Les politiques pro-cycliques imposées aux pays en difficulté de l’union monétaire produisent les effets prévisibles : la Grèce est en faillite, l’Espagne au bord de la faillite, la zone euro sombre et le reste du monde est entrainé dans le sillage européen. Le risque d’une nouvelle récession mondiale est élevé et la probabilité d’un éclatement de la zone euro n’a jamais été aussi forte. Le chaos qui résulterait d’une telle combinaison est incommensurable, tellement effrayant que nul ne peut imaginer s’y résigner. Il y a donc urgence à changer de cap.
Prétendre réduire le niveau d’endettement de pays surendettés à coup de politique d’austérité nuisibles à la croissance est une aberration économique. L’échec de la méthode était prévu, il est maintenant patent, douloureusement illustré par les cas grec et espagnol. La liste des victimes n’a toutefois aucune raison de s’arrêter à ces deux pays et continuera inexorablement à s’allonger si les européens ne rompent pas très rapidement avec l’orientation qui a été la leur depuis le printemps 2010. On ne cessera de le répéter : l’austérité, en ruinant la croissance, a pour effet mécanique d’aggraver la situation financière des Etats et d’enfoncer la région dans une crise dont elle finira par ne pas pouvoir s’extirper.
Que faire ? A cette question, une seule et unique réponse : un virage à 180 degrés de la politique économique jusqu’alors privilégiée.

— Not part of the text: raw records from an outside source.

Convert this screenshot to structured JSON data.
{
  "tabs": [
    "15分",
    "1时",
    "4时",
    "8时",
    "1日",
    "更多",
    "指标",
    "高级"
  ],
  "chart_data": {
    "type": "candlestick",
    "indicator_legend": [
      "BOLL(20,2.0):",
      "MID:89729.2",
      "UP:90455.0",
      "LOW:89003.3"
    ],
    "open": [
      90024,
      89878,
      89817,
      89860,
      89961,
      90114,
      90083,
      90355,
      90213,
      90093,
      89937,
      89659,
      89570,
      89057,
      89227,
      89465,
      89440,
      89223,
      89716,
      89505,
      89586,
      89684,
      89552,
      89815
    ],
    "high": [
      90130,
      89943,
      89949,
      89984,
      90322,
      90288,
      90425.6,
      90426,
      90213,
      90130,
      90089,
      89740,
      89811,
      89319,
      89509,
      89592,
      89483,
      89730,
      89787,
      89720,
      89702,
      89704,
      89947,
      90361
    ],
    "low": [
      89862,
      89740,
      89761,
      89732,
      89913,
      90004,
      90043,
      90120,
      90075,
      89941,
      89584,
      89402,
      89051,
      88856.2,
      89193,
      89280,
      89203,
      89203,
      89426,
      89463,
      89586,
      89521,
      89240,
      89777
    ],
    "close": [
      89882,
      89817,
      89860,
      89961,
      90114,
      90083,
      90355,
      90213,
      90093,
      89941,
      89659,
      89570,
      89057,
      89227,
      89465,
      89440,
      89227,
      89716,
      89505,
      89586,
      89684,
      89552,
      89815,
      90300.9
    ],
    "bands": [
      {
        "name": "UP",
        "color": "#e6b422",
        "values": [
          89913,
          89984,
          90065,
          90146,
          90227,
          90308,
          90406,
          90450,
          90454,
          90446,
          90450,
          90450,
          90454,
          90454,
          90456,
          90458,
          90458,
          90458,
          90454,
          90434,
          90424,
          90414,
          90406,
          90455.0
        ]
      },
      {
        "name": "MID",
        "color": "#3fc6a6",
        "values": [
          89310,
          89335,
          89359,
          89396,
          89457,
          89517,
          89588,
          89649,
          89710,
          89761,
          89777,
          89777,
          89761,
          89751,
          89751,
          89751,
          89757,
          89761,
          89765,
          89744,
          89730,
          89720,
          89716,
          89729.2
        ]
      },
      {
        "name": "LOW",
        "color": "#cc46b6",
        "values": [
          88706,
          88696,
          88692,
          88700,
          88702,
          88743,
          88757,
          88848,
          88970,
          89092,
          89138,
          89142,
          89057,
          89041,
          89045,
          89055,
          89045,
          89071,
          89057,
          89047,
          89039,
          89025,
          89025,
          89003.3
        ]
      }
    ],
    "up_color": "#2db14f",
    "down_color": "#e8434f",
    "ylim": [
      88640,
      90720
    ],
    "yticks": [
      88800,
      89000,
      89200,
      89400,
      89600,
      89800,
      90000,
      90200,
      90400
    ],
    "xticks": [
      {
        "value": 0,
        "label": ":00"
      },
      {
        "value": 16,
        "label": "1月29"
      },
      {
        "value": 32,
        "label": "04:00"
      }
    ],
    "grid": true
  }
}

Ce virage devra simultanément et urgemment : 1- court-circuiter la récession en cours, 2- protéger les gouvernements de la hausse des taux de financement, 3-étaler sur le long terme les programmes de réduction des déficits afin de laisser respirer les économies. Quelles qu’en soient ses modalités, une telle politique s’accompagnera forcément d’une action inédite de la BCE, synonyme d’une monétisation plus ou moins importante de la dette de Etats. Il ne s’agit pas là d’une option mais de l’unique moyen, s’il n’est pas déjà trop tard, pour enrayer la spirale destructrice dans laquelle se sont fourvoyés les pays européens depuis maintenant plus de deux ans et à laquelle l’union monétaire n’a aucune chance de survivre.
Le risque ne serait sans doute pas aussi imminent si la situation conjoncturelle internationale ne s’était pas dégradée comme elle l’a fait ces derniers mois. La tournure des indicateurs avancés de l’activité européenne est en effet particulièrement alarmante depuis le début de l’été, ressemblant à s’y méprendre à celle des premiers temps de la crise de 2008. Les dernières informations disponibles nous signalent une profonde accentuation de la récession en Italie et en Espagne. Tout annonce en effet que la consommation des ménages de ces deux pays, qui avait jusqu’alors plutôt bien résisté à la crise, est sur la voie d’un ajustement particulièrement marqué. En Italie, le climat des affaires dans le commerce de détail a déjà enfoncé le plancher connu en 2008. En Espagne, la chute de la confiance des ménages, sur fond d’une contraction de 4% du pouvoir d’achat au cours des douze derniers mois, préfigure un repli d’ampleur comparable des dépenses réelles de consommation d’ici la fin de l’année. Tandis que la croissance française, au mieux, stationne et que l’Allemagne enregistre le contre coup de la détérioration de ses marchés à l’exportation, la récession qui se profile dans la zone euro semble bien devoir être beaucoup plus marquée que quiconque ne l’avait imaginé jusqu’alors. La résultante en sera, c’est certain, une nouvelle détérioration de la situation financière d’un nombre croissant d’Etats et une incontournable aggravation de la crise souveraine dont on ne voit pas comment elle pourrait ne pas dégénérer en crise mondiale. Force est de constater en effet que ni les Etats-Unis ni la Chine ne parviennent à maintenir le cap d’une croissance suffisamment dynamique pour être en mesure d’absorber un nouveau choc européen.
Le temps est donc compté. Sauf rupture imminente des choix de politique économique, c’est bien au scénario du pire que nous devrons, sous peu, nous préparer.